2020 was the year electric-car maker Tesla Inc. became the most valuable auto maker in the world and Airbnb made its debut on the public market with a valuation greater than that of Marriott International Inc., Hilton Worldwide Holdings Inc. and Hyatt Hotels Corp. combined. It also was the year when many technology companies disproportionately benefited from a pandemic that has forced individuals to spend more time at home and online. Zoom Video Communications Inc. is up 419% for the year to date, more than 26 times the S&P 500's gain. Online retailer Etsy Inc. has risen 314% while PayPal Holdings Inc. has climbed 114%.

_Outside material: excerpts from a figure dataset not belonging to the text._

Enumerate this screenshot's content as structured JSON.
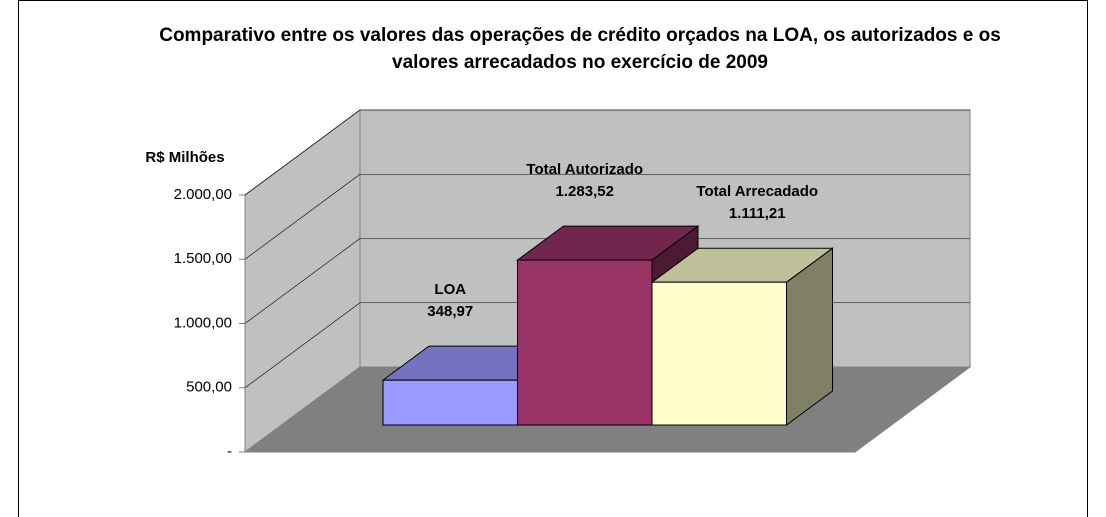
{
  "chart_data": {
    "type": "bar3d",
    "title": "Comparativo entre os valores das operações de crédito orçados na LOA, os autorizados e os valores arrecadados no exercício de 2009",
    "y_axis_label": "R$ Milhões",
    "categories": [
      "LOA",
      "Total Autorizado",
      "Total Arrecadado"
    ],
    "values": [
      348.97,
      1283.52,
      1111.21
    ],
    "value_labels": [
      "348,97",
      "1.283,52",
      "1.111,21"
    ],
    "colors": [
      "#9999ff",
      "#993366",
      "#ffffcc"
    ],
    "ylim": [
      0,
      2000
    ],
    "yticks": [
      {
        "value": 0,
        "label": "-"
      },
      {
        "value": 500,
        "label": "500,00"
      },
      {
        "value": 1000,
        "label": "1.000,00"
      },
      {
        "value": 1500,
        "label": "1.500,00"
      },
      {
        "value": 2000,
        "label": "2.000,00"
      }
    ],
    "grid": true
  }
}
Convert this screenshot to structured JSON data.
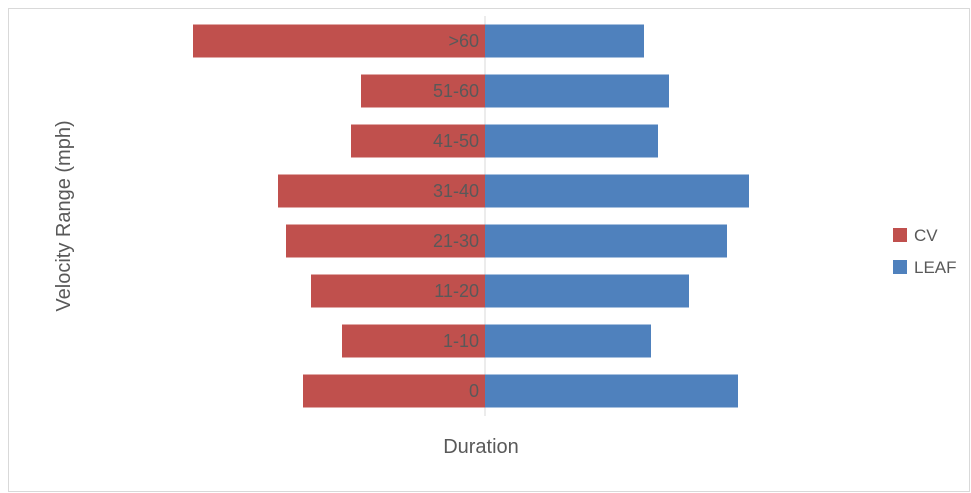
{
  "chart_data": {
    "type": "bar",
    "orientation": "horizontal",
    "layout": "diverging",
    "categories": [
      "0",
      "1-10",
      "11-20",
      "21-30",
      "31-40",
      "41-50",
      "51-60",
      ">60"
    ],
    "series": [
      {
        "name": "CV",
        "color": "#c0504d",
        "direction": "left",
        "values": [
          182,
          143,
          174,
          199,
          207,
          134,
          124,
          292
        ]
      },
      {
        "name": "LEAF",
        "color": "#4f81bd",
        "direction": "right",
        "values": [
          253,
          166,
          204,
          242,
          264,
          173,
          184,
          159
        ]
      }
    ],
    "xlabel": "Duration",
    "ylabel": "Velocity Range (mph)",
    "xlim": [
      -300,
      300
    ],
    "x_tick_labels_shown": false,
    "grid": false,
    "legend_position": "right"
  }
}
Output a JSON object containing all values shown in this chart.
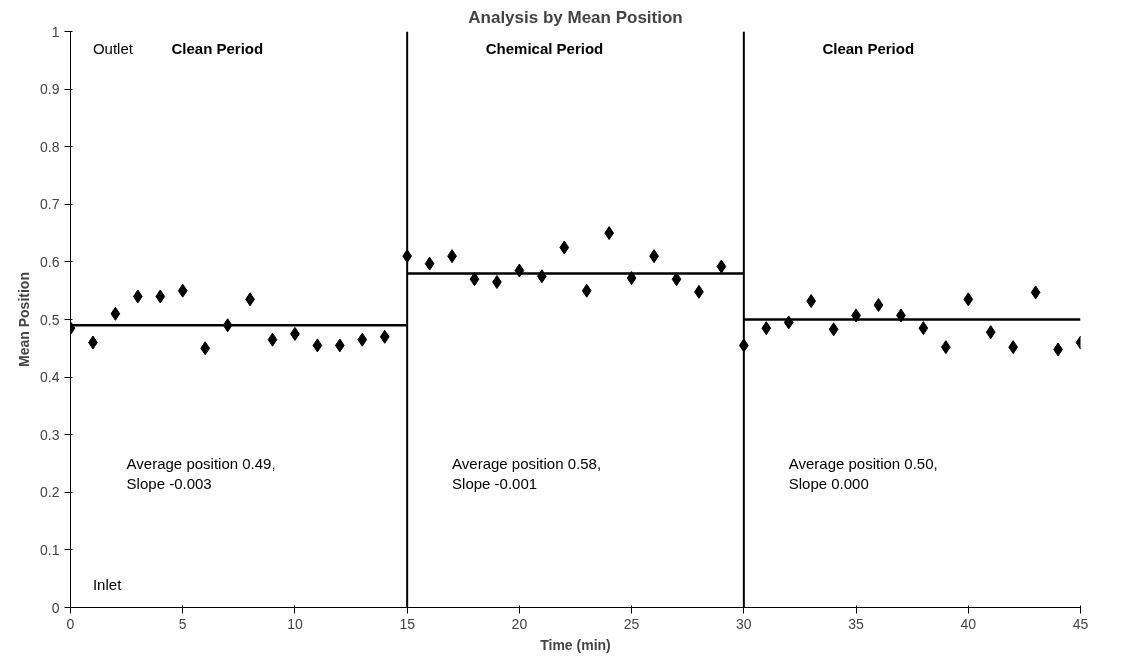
{
  "chart_data": {
    "type": "scatter",
    "title": "Analysis by Mean Position",
    "xlabel": "Time (min)",
    "ylabel": "Mean Position",
    "xlim": [
      0,
      45
    ],
    "ylim": [
      0,
      1
    ],
    "xticks": [
      0,
      5,
      10,
      15,
      20,
      25,
      30,
      35,
      40,
      45
    ],
    "yticks": [
      0,
      0.1,
      0.2,
      0.3,
      0.4,
      0.5,
      0.6,
      0.7,
      0.8,
      0.9,
      1
    ],
    "grid": false,
    "marker": "diamond",
    "x": [
      0,
      1,
      2,
      3,
      4,
      5,
      6,
      7,
      8,
      9,
      10,
      11,
      12,
      13,
      14,
      15,
      16,
      17,
      18,
      19,
      20,
      21,
      22,
      23,
      24,
      25,
      26,
      27,
      28,
      29,
      30,
      31,
      32,
      33,
      34,
      35,
      36,
      37,
      38,
      39,
      40,
      41,
      42,
      43,
      44,
      45
    ],
    "series": [
      {
        "color": "#000000",
        "values": [
          0.485,
          0.46,
          0.51,
          0.54,
          0.54,
          0.55,
          0.45,
          0.49,
          0.535,
          0.465,
          0.475,
          0.455,
          0.455,
          0.465,
          0.47,
          0.61,
          0.597,
          0.61,
          0.57,
          0.565,
          0.585,
          0.575,
          0.625,
          0.55,
          0.65,
          0.572,
          0.61,
          0.57,
          0.548,
          0.592,
          0.455,
          0.485,
          0.495,
          0.532,
          0.483,
          0.507,
          0.525,
          0.507,
          0.485,
          0.452,
          0.535,
          0.478,
          0.452,
          0.547,
          0.448,
          0.46
        ]
      },
      {
        "type": "line",
        "color": "#000000",
        "marker": "none",
        "x": [
          0,
          15
        ],
        "values": [
          0.49,
          0.49
        ]
      },
      {
        "type": "line",
        "color": "#000000",
        "marker": "none",
        "x": [
          15,
          30
        ],
        "values": [
          0.58,
          0.58
        ]
      },
      {
        "type": "line",
        "color": "#000000",
        "marker": "none",
        "x": [
          30,
          45
        ],
        "values": [
          0.5,
          0.5
        ]
      }
    ],
    "ref_lines": [
      {
        "axis": "x",
        "value": 15,
        "color": "#000000"
      },
      {
        "axis": "x",
        "value": 30,
        "color": "#000000"
      }
    ],
    "annotations": [
      "Outlet",
      "Inlet",
      "Clean Period",
      "Chemical Period",
      "Clean Period",
      "Average position 0.49,\nSlope -0.003",
      "Average position 0.58,\nSlope -0.001",
      "Average position 0.50,\nSlope 0.000"
    ]
  }
}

Appetite for newly listed technology stocks has been even more striking -- so much so that a few companies, including Roblox Corp., decided to delay their planned IPOs to try to better understand how to price their shares.
It is the type of scenario that can make investors feel like the most reliable stock market play is simply betting on the fastest-growing technology stocks.
To be sure, an investor fixated on growth might have missed out on a number of cheaper, more "old-school" stocks that benefited from the pandemic, such as Clorox Co. or Domino's Pizza Inc. Money managers who are overwhelmingly concentrated in growth stocks also have had the disadvantage of being hit particularly hard during recent market reversals, like in November when Pfizer Inc. released promising news about its Covid-19 vaccine. Stocks including Zoom and Peloton Interactive had one of their worst days of the year Nov. 9, logging double-digit percentage declines, although they quickly made up ground in the weeks that followed.
But none of that necessarily means 2021 will be the year that growth stocks take a back seat to value. Society as a whole was becoming more technology-oriented, even before the pandemic, Mr. Bassett said. The end of the coronavirus pandemic won't be a panacea to companies in already struggling sectors such as oil or bricks-and-mortar retail.
"I don't recommend buying companies that were tarnished goods before Covid," Mr. Slimmon said.